Но из “тридцатника” надо 20 процентов Косте, а как же. Побежали, у Кости еще проституток не взяли, плохо работают Любка-Машка, отдали 12 “кусков”, тот осклабился: “Молодцы. Каждый делает себя сам”. Что ж, это теперь лозунг времени. Бизнес. Мы так хотели его…
* * *
Рано стемнело. Снег густой повалил. В белом мареве, в свете фонарей обдаваемые брызгами из-под колес снуют детские вязаные шапочки, сует детвора в открывающиеся двери машин свои “гамбургеры”, в закутке где-нибудь считают, радуются. “СДЕЛАЙ СЕБЯ САМ!” – “САМСУНГ” – “МАКДОНАЛЬДС” – “САМСУНГ” – “МАКДОНАЛЬДС”… – вспыхивают разноцветные буквы рекламы.

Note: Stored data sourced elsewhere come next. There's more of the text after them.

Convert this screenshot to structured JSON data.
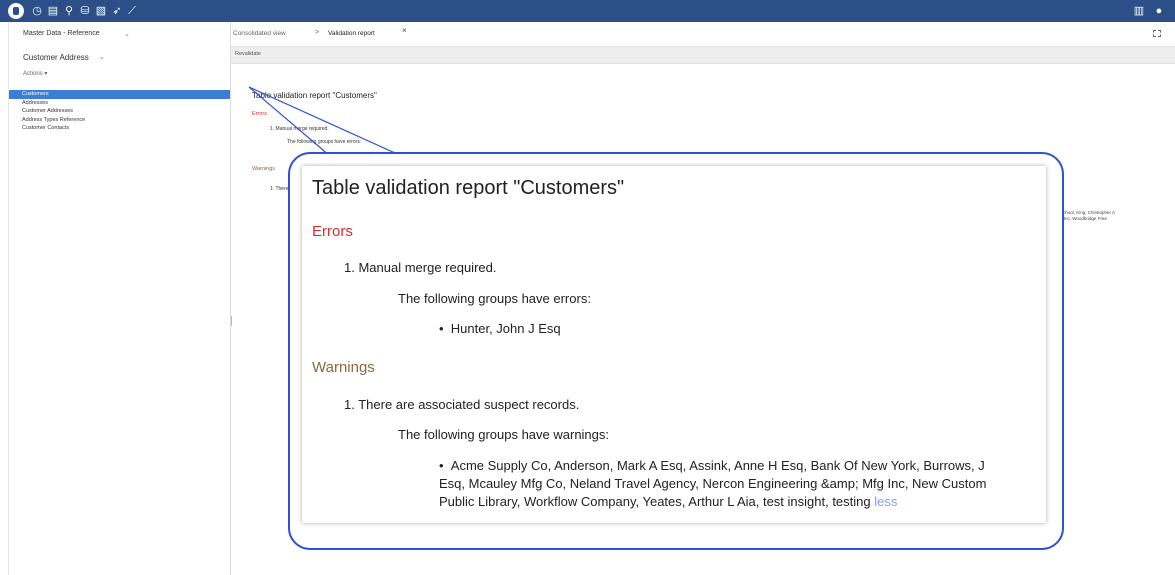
{
  "header": {
    "brand_color": "#2b4f86",
    "icons": [
      "home-icon",
      "clock-icon",
      "document-icon",
      "search-icon",
      "database-icon",
      "file-icon",
      "pin-icon",
      "wrench-icon"
    ],
    "right_icons": [
      "grid-icon",
      "user-icon"
    ]
  },
  "sidebar": {
    "dataspace": "Master Data - Reference",
    "dataset": "Customer Address",
    "actions": "Actions ▾",
    "items": [
      {
        "label": "Customers",
        "active": true
      },
      {
        "label": "Addresses"
      },
      {
        "label": "Customer Addresses"
      },
      {
        "label": "Address Types Reference"
      },
      {
        "label": "Customer Contacts"
      }
    ]
  },
  "main": {
    "breadcrumb": [
      "Consolidated view",
      "Validation report"
    ],
    "breadcrumb_separator": ">",
    "tab_close": "×",
    "toolbar": {
      "revalidate": "Revalidate"
    },
    "report_bg": {
      "title": "Table validation report \"Customers\"",
      "errors": "Errors",
      "error_item": "1. Manual merge required.",
      "error_sub": "The following groups have errors:",
      "warnings": "Warnings",
      "warning_item": "1. There are associated suspect records."
    },
    "right_fragment": [
      "School, King, Christopher A",
      "n Inc, Woodbridge Free"
    ]
  },
  "callout": {
    "border_color": "#2f4fd6",
    "title": "Table validation report \"Customers\"",
    "errors_heading": "Errors",
    "error_item": "1. Manual merge required.",
    "error_sub": "The following groups have errors:",
    "error_group": "Hunter, John J Esq",
    "warnings_heading": "Warnings",
    "warning_item": "1. There are associated suspect records.",
    "warning_sub": "The following groups have warnings:",
    "warning_groups_lines": [
      "Acme Supply Co, Anderson, Mark A Esq, Assink, Anne H Esq, Bank Of New York, Burrows, J",
      "Esq, Mcauley Mfg Co, Neland Travel Agency, Nercon Engineering &amp; Mfg Inc, New Custom",
      "Public Library, Workflow Company, Yeates, Arthur L Aia, test insight, testing "
    ],
    "less_link": "less"
  }
}
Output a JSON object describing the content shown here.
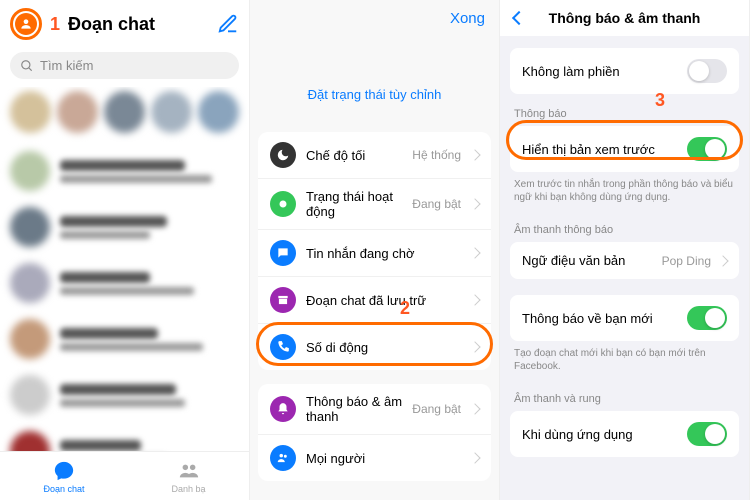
{
  "steps": {
    "one": "1",
    "two": "2",
    "three": "3"
  },
  "screen1": {
    "title": "Đoạn chat",
    "search_placeholder": "Tìm kiếm",
    "tabs": {
      "chats": "Đoạn chat",
      "contacts": "Danh bạ"
    }
  },
  "screen2": {
    "done": "Xong",
    "custom_status": "Đặt trạng thái tùy chỉnh",
    "rows": [
      {
        "label": "Chế độ tối",
        "value": "Hệ thống",
        "icon": "moon",
        "color": "#333"
      },
      {
        "label": "Trạng thái hoạt động",
        "value": "Đang bật",
        "icon": "dot",
        "color": "#34c759"
      },
      {
        "label": "Tin nhắn đang chờ",
        "value": "",
        "icon": "chat",
        "color": "#0a7cff"
      },
      {
        "label": "Đoạn chat đã lưu trữ",
        "value": "",
        "icon": "archive",
        "color": "#9c27b0"
      },
      {
        "label": "Số di động",
        "value": "",
        "icon": "phone",
        "color": "#0a7cff"
      }
    ],
    "rows2": [
      {
        "label": "Thông báo & âm thanh",
        "value": "Đang bật",
        "icon": "bell",
        "color": "#9c27b0"
      },
      {
        "label": "Mọi người",
        "value": "",
        "icon": "people",
        "color": "#0a7cff"
      }
    ]
  },
  "screen3": {
    "title": "Thông báo & âm thanh",
    "dnd_label": "Không làm phiền",
    "sec_notif": "Thông báo",
    "preview_label": "Hiển thị bản xem trước",
    "preview_help": "Xem trước tin nhắn trong phần thông báo và biểu ngữ khi bạn không dùng ứng dụng.",
    "sec_sound": "Âm thanh thông báo",
    "tone_label": "Ngữ điệu văn bản",
    "tone_value": "Pop Ding",
    "new_friend_label": "Thông báo về bạn mới",
    "new_friend_help": "Tạo đoạn chat mới khi bạn có bạn mới trên Facebook.",
    "sec_vibrate": "Âm thanh và rung",
    "in_app_label": "Khi dùng ứng dụng"
  }
}
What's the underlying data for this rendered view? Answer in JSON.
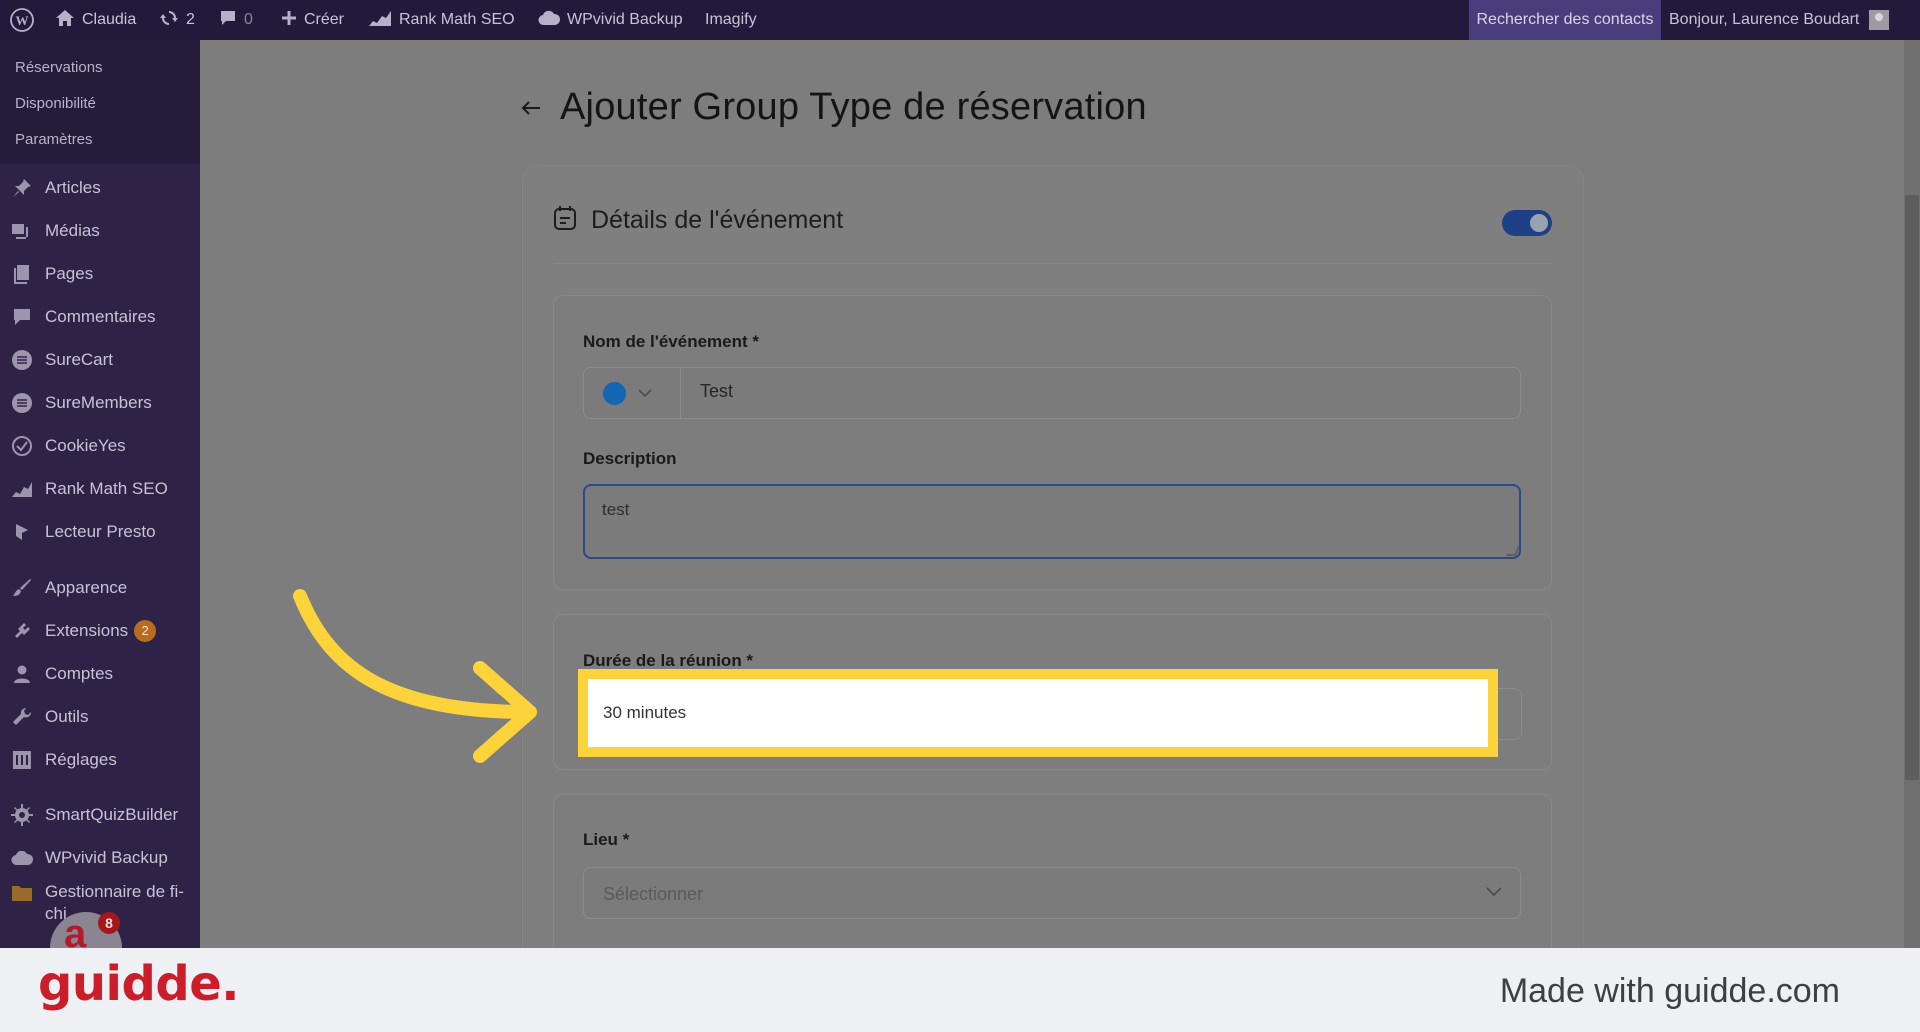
{
  "adminbar": {
    "site_name": "Claudia",
    "updates_count": "2",
    "comments_count": "0",
    "create_label": "Créer",
    "rankmath_label": "Rank Math SEO",
    "wpvivid_label": "WPvivid Backup",
    "imagify_label": "Imagify",
    "search_contacts_label": "Rechercher des contacts",
    "greeting": "Bonjour, Laurence Boudart"
  },
  "sidebar": {
    "submenu": [
      "Réservations",
      "Disponibilité",
      "Paramètres"
    ],
    "items": [
      {
        "label": "Articles",
        "icon": "pin-icon"
      },
      {
        "label": "Médias",
        "icon": "media-icon"
      },
      {
        "label": "Pages",
        "icon": "pages-icon"
      },
      {
        "label": "Commentaires",
        "icon": "comment-icon"
      },
      {
        "label": "SureCart",
        "icon": "surecart-icon"
      },
      {
        "label": "SureMembers",
        "icon": "suremembers-icon"
      },
      {
        "label": "CookieYes",
        "icon": "cookie-icon"
      },
      {
        "label": "Rank Math SEO",
        "icon": "rankmath-icon"
      },
      {
        "label": "Lecteur Presto",
        "icon": "presto-icon"
      },
      {
        "label": "Apparence",
        "icon": "brush-icon"
      },
      {
        "label": "Extensions",
        "icon": "plugin-icon",
        "badge": "2"
      },
      {
        "label": "Comptes",
        "icon": "user-icon"
      },
      {
        "label": "Outils",
        "icon": "wrench-icon"
      },
      {
        "label": "Réglages",
        "icon": "settings-icon"
      },
      {
        "label": "SmartQuizBuilder",
        "icon": "gear-icon"
      },
      {
        "label": "WPvivid Backup",
        "icon": "cloud-icon"
      },
      {
        "label": "Gestionnaire de fi-chi",
        "icon": "folder-icon"
      }
    ],
    "notification_count": "8"
  },
  "page": {
    "title": "Ajouter Group Type de réservation",
    "section_title": "Détails de l'événement",
    "toggle_on": true,
    "event_name_label": "Nom de l'événement *",
    "event_name_value": "Test",
    "event_color": "#1565b5",
    "description_label": "Description",
    "description_value": "test",
    "duration_label": "Durée de la réunion *",
    "duration_value": "30 minutes",
    "location_label": "Lieu *",
    "location_placeholder": "Sélectionner"
  },
  "footer": {
    "brand": "guidde.",
    "made_with": "Made with guidde.com"
  },
  "colors": {
    "highlight": "#fcd33a",
    "brand_red": "#cc1d2a",
    "admin_bar": "#231a3b",
    "toggle": "#1f3f86"
  }
}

Рассчитались с Костей, похвалил: “Так держать!”, и скорей на метро. В соседней с Сережкой квартире живет сердобольная тетя Зоя, учительница английского в спецшколе, она ставит Толику в заранее заполненный по всем правилам дневник красной ручкой отметки – “пять”, “четыре”, “пять”, “четыре”.., а внизу даже пишет для достоверности: “Разговаривал на уроке математики”. Красота! Из школы все равно никто не придет домой к нему проверять, где ж мальчик. А был ли мальчик-то вообще? В школе директор с учителями озабочены сотрудничеством с богатой фирмой, занявшей весь первый этаж. Новой жизнью живет теперь школа, более эффективной.

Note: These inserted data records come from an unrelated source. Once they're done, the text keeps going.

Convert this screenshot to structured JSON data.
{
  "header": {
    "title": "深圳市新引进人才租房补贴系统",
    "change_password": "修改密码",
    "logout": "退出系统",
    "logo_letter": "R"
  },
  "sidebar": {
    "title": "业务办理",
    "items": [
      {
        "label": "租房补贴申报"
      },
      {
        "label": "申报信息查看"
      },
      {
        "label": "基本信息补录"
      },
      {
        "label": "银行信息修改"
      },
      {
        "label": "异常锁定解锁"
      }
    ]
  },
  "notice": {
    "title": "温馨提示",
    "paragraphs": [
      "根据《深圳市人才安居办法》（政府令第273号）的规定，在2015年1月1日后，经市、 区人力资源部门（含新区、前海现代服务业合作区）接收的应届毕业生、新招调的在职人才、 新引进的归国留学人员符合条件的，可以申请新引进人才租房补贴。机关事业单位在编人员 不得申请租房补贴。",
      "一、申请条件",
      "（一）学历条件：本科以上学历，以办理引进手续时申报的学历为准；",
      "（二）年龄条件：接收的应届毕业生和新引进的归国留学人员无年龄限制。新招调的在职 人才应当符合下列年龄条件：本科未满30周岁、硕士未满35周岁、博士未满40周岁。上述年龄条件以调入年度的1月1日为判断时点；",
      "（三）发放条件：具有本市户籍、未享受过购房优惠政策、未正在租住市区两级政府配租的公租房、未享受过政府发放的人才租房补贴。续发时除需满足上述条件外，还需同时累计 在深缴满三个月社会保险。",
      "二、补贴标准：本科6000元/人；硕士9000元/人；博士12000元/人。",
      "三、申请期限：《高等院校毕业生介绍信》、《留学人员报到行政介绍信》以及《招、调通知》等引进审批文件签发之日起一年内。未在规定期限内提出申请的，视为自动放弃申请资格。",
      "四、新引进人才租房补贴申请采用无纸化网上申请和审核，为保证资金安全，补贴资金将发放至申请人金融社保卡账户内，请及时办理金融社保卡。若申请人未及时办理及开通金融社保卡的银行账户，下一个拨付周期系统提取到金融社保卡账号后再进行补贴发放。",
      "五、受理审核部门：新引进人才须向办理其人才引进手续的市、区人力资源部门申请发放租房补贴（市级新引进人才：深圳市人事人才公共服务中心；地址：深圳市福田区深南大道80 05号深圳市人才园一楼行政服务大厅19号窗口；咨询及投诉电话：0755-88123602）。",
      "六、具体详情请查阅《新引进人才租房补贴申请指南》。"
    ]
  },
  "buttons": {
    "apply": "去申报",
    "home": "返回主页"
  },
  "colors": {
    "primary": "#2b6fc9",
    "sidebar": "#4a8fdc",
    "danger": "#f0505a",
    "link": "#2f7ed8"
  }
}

А вот уж он и дома. Солидно сидит за столом, пьет чай, смотрит в учебник для внеклассного чтения. Будто читает, а глаза слипаются. Тетрадки в беспорядке валяются: много занимался. Что уж там понаписано – где маме разобраться?
А вот и она. Измотанная, серая, но довольная: три суповых набора оторвала на Бауманской, где их вечером поймаешь, а тут подфартило.
– Солнышко мое, – шепчет она сынуле, обнимая его, целуя, – совсем ты у меня заучился. Много задали, да? Ну что – телевизор перед сном поглядишь или спать? Ну иди, иди…
Бубнит телевизор, а в своей спаленке думает, засыпая, Толик: пятьдесят четыре тыщи сегодня “снял”, через неделю пора с Сережкой отдавать его дяде Леше накопленное – уж два раза он ребятам деньги клал куда-то на Варшавку, с бабочками фирма: после нового года – дивиденды. Толик еще в школе проценты не проходил, но вот уже знает. При таких темпах, считает он, через год-полтора машину можно купить, пускай “четверку”, тогда уж…
Спит Лефортово. Теперь все крыши белые, все слилось в этом мире в сплошной саван. Печально глядят вниз ангелы.